Cela permet surtout d’éviter de tirer un bilan des 35 dernières années d’alternance de gouvernement péquiste et libéral. À chaque fois l’argument de l’urgence de battre les libéraux a été utilisé. À chaque fois le mouvement ouvrier en particulier et l’ensemble de la population ont encaissé des défaites. La baisse de 20% du salaire des employées de l’État en 1982 par le gouvernement de René Lévesque, le déficit zéro de Lucien Bouchard en 1999 qui a mené à un des plus grands désengagements de l’État dans les services de santé et d’éducation. Le gouvernement libéral de Jean Charest a quant à lui introduit le principe de l’utilisateur-payeur dans son budget de 2010 avec l’introduction de la taxe santé, et de l’augmentation des frais de scolarité. Ce principe est maintenant reconduit et amélioré par le parti québécois. Non seulement il maintient cette taxe mais le ministre Hébert veut l’augmenter en y ajoutant une taxe autonomie qui ajoutera un fardeau de 1,4 milliards$ en 10 ans. Pauline Marois songe même à imposer cette taxe spéciale aux 50 ans et plus.
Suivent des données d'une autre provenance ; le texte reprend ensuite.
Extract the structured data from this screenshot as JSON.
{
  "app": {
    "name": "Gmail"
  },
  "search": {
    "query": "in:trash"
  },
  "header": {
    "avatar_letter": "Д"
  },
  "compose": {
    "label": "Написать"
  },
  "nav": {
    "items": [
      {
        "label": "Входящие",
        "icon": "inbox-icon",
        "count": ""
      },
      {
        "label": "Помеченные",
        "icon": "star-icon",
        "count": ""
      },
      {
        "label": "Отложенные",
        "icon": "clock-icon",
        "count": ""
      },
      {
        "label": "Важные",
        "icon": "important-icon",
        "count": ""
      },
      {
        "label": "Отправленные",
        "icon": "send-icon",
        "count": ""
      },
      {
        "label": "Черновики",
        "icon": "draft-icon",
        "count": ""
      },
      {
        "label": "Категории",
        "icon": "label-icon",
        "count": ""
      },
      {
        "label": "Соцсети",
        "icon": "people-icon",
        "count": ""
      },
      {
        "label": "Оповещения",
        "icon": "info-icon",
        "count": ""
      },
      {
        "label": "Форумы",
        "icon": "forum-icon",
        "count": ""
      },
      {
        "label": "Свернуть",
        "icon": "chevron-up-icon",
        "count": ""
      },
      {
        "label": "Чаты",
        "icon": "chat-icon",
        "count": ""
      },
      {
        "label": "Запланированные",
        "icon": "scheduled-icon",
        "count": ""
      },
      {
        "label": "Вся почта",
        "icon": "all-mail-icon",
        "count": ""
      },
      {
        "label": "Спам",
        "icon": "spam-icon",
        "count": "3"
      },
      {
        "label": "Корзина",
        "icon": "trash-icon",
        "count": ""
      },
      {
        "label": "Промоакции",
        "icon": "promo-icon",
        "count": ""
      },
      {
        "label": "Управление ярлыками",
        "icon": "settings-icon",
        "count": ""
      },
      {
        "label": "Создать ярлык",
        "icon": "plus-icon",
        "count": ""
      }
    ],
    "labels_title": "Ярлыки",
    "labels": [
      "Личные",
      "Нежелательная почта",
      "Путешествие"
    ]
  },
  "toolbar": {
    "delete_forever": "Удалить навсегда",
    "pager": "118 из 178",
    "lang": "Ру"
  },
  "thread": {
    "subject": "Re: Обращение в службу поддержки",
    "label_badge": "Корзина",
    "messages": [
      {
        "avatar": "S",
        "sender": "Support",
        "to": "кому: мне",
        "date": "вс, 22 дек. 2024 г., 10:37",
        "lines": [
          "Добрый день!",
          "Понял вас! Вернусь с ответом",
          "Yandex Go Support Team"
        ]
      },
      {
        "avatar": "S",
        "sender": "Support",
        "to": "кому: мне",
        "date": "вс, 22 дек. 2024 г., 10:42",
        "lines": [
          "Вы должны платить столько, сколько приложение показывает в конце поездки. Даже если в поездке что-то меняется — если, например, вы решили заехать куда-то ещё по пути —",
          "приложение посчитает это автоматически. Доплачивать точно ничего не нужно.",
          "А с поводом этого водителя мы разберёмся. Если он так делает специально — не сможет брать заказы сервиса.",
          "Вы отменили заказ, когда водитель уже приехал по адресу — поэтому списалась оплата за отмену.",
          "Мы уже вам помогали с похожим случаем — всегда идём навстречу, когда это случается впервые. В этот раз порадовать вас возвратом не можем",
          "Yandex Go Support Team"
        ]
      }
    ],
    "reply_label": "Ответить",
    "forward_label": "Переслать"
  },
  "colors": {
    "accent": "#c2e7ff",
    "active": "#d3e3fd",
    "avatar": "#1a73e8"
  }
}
Quelques soient leurs noms, les stratégies d’appui au PQ ne peuvent que mener à l’impasse en ce qui concerne la souveraineté du Québec et continueront d’engendrer leur lot de défaites pour la population et le mouvement ouvrier. Seul un programme de changement social au profit de la majorité de la population pourra alimenter et unifier les luttes dans un projet commun de libération nationale.

Une lutte inspirante pour les autres populations

Les choix économiques des partis néolibéraux nous enfoncent dans la récession, au Québec et ailleurs dans le monde. Dans ce contexte, la compétition des compagnies multinationales se fait de plus en plus féroce pour imposer un agenda de privatisation, de bas salaires ou de délocalisation pendant que les gouvernements nous imposent des politiques d’austérité qui comme on peut le constater en Europe et particulièrement en Grèce, ne font qu’empirer la situation.

Le mouvement populaire qui rendra possible l’accession à la souveraineté sera porteur d’un véritable changement à la fois pour l’égalité et la justice sociale. Il ne pourra en être autrement, une population n’effectue pas une rupture aussi importante sans saisir qu’elle l’exerce pour sa propre émancipation sociale. En ce sens elle sera porteuse d’une profonde transformation sociale au Québec et changera fondamentalement le rapport de domination de l’État canadien. Cela ne sera pas sans impact sur la classe ouvrière canadienne .La dynamique de lutte d’émancipation sociale au Québec, au même titre que le printemps des carrés rouges, mais à une échelle mille fois plus puissante, pourra favoriser l’élargissement des luttes pour la justice sociale et la prise en main par la population du reste du Canada de sa propre émancipation. La défense du droit à l’autodétermination du Québec par les mouvements sociaux et les progressistes du reste du Canada en sera donc renforcie et dynamisée.

Au lieu d’être un repli sur soi comme le courant péquiste le prétend, la lutte de libération nationale devra pour réussir, être un courant d’air frais mobilisateur, inspirant pour les autres nations et unificateur pour les différentes communautés du Québec.

André Frappier

Militant impliqué dans la solidarité avec le peuple Chilien contre le coup d’état de 1973, son parcours syndical au STTP et à la FTQ durant 35 ans a été marqué par la nécessaire solidarité internationale. Il est impliqué dans la gauche québécoise et canadienne et milite au sein de Québec solidaire depuis sa création. Co-auteur du Printemps des carrés rouges pubié en 2013, il fait partie du comité de rédaction de Presse-toi à gauche et signe une chronique dans la revue Canadian Dimension.